Shkreli Loses Mistrial Bid and Retaliates Against Reporters

(Bloomberg) -- Martin Shkreli’s criminal fraud trial jury hasn’t been selected yet and already the brash pharmaceutical executive tried to get the case thrown out of court and lashed out at reporters covering his case.

Before court started, Shkreli announced early Tuesday on his Facebook page that he bought the Internet domain names and Emily Saul is covering the trial for the New York Post while Meg Tirrell is a CNBC reporter.

Once in court, Shkreli’s lawyer Benjamin Brafman said the current jury pool was tainted, citing media coverage of the negative opinions prospective jurors expressed about his client during questioning on Monday. The New York Post’s front page carried the headline “Jury of his Jeers.”

While scores of people were dismissed from jury service Monday for various reasons, including work conflicts and vacations, about a dozen expressed bias against Shkreli. One young woman called him “an evil man,” another said he looked like a “snake” and a third said she knew he’d been labeled “the most hated man in America.”

Brafman asked U.S. District Judge Kiyo Matsumoto in Brooklyn, New York, to dismiss the current pool of jurors, saying they were tarnished by the bad publicity, and asked to restart the trial in a few weeks. 

“I understand Mr. Shkreli, God bless him, has brought this notoriety upon himself,” Brafman told the judge. Nevertheless, Shkreli has the right to have jurors who aren’t biased, he said. “This jury has been unfairly tainted.” To buttress his argument, Brafman read from news accounts as Shkreli smiled, jutted out his jaw and hammed it up.

While Matsumoto rejected Brafman’s request, she later asked potential jurors if they’d seen those accounts. Four people said yes and were later excused.

The judge questioned more than 100 people, and at the end of court directed 47 prospective jurors to return Wednesday. She’s also ordered a new panel of about 150 to court to continue the selection process and said opening statements could begin Thursday morning.

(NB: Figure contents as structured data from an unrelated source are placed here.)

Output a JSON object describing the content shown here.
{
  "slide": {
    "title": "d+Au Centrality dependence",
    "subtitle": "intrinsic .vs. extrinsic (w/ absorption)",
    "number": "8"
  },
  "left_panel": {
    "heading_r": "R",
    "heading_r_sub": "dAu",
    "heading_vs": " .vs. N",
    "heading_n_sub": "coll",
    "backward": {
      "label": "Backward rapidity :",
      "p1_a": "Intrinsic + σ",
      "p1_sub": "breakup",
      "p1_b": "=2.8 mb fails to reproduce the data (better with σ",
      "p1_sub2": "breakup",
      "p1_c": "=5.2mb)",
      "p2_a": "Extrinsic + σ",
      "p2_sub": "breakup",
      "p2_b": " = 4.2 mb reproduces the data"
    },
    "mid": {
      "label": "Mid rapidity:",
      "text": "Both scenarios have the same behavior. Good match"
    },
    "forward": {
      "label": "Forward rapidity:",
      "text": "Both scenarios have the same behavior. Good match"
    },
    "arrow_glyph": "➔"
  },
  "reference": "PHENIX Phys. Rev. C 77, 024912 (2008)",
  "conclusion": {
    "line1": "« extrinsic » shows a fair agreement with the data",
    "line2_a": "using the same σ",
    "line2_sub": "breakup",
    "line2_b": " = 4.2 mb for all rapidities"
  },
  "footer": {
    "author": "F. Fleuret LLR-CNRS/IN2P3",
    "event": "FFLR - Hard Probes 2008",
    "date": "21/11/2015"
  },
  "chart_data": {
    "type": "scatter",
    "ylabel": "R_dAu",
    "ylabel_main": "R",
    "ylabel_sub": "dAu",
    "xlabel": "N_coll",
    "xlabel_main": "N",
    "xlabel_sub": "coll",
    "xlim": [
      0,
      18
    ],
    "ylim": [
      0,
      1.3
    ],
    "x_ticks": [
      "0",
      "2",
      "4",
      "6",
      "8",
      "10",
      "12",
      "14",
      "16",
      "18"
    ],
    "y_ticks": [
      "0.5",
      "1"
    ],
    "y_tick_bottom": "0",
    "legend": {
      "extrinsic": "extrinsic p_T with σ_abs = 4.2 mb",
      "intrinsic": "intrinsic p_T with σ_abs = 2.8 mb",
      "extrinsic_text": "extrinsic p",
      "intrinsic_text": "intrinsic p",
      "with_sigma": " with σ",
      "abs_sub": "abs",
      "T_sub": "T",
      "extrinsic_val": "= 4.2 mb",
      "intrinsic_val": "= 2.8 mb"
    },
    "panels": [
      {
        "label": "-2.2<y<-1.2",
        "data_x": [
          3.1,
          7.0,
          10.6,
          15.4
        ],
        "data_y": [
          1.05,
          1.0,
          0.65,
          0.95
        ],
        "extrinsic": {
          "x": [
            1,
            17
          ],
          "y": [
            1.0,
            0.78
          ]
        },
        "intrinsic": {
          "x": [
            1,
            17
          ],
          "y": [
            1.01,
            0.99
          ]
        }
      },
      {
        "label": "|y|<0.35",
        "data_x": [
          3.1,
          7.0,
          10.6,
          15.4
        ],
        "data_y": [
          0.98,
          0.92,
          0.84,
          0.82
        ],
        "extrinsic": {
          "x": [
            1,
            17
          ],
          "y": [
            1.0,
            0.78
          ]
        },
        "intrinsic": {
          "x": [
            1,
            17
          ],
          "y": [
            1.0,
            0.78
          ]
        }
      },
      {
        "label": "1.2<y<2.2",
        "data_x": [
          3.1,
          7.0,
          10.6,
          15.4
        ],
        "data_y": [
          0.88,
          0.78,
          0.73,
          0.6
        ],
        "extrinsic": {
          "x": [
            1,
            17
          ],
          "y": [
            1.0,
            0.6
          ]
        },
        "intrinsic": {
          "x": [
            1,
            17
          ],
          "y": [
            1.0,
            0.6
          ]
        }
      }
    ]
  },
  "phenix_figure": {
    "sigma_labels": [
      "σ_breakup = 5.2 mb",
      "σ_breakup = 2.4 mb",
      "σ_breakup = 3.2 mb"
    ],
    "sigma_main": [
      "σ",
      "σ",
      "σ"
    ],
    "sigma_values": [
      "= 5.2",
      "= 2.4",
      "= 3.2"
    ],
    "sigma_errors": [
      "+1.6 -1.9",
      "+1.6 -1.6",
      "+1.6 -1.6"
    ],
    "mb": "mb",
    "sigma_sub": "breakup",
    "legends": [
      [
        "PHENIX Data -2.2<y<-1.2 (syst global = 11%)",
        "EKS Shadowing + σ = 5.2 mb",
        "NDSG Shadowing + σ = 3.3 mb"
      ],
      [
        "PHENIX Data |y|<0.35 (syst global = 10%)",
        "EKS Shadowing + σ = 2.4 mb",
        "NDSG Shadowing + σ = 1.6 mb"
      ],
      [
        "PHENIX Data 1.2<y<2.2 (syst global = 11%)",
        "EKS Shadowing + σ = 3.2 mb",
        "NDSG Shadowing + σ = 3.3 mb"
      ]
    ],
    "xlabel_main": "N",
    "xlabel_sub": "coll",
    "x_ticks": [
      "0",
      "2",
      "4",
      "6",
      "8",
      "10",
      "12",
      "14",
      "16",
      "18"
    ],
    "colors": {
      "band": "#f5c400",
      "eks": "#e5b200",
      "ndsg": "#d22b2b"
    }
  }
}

By requesting a mistrial, Brafman is now free to raise the issue of a tainted jury on appeal, should Shkreli be convicted.

Shkreli, the 34-year-old founder of Retrophin Inc. and Turing Pharmaceuticals AG, is accused of defrauding investors in two hedge funds and using $11 million of Retrophin assets to pay them off.

He bought the domain names “to raise money for my debut album ‘God’s Gift: The Album,”’ he said in the Facebook post. “I bought these domains for $12 -- you can have them for $12,000.” He then typed “Tryna to get that Future feature doe.” It’s not clear what he meant by that.

In a pre-trial hearing last week, prosecutor Alixandra Smith noted that while Shkreli complained that he had no money, he was still buying up domain names of reporters who cover him.

Shkreli is notorious for having raised the price of a potentially life-saving drug by 5,000 percent. He’s also been an active on social media. He has live-streamed his daily activities and was an active user of Twitter until he was banned for harassing a female reporter.

During questioning of would-be jurors Tuesday, Shkreli’s life online was a recurrent theme. One young man in his 20s told the judge that he’d seen some of Shkreli’s comments on social media and was later dismissed. Outside of the man’s presence, Brafman complained to the judge that Shkreli’s Twitter commentary “is probably the most prejudicial part” of his client’s personae. “Unfortunately, this Twitter history is just horrific and would never be allowed into this courtroom.”

When Matsumoto finally encountered a woman in her 20s who said she hadn’t heard of Shkreli or his case, she seemed delighted.

“Oh, very good,” she said, allowing the woman to remain as a prospective juror.

The case is U.S. v. Shkreli, 15-cr-00637, U.S. District Court, Eastern District of New York (Brooklyn).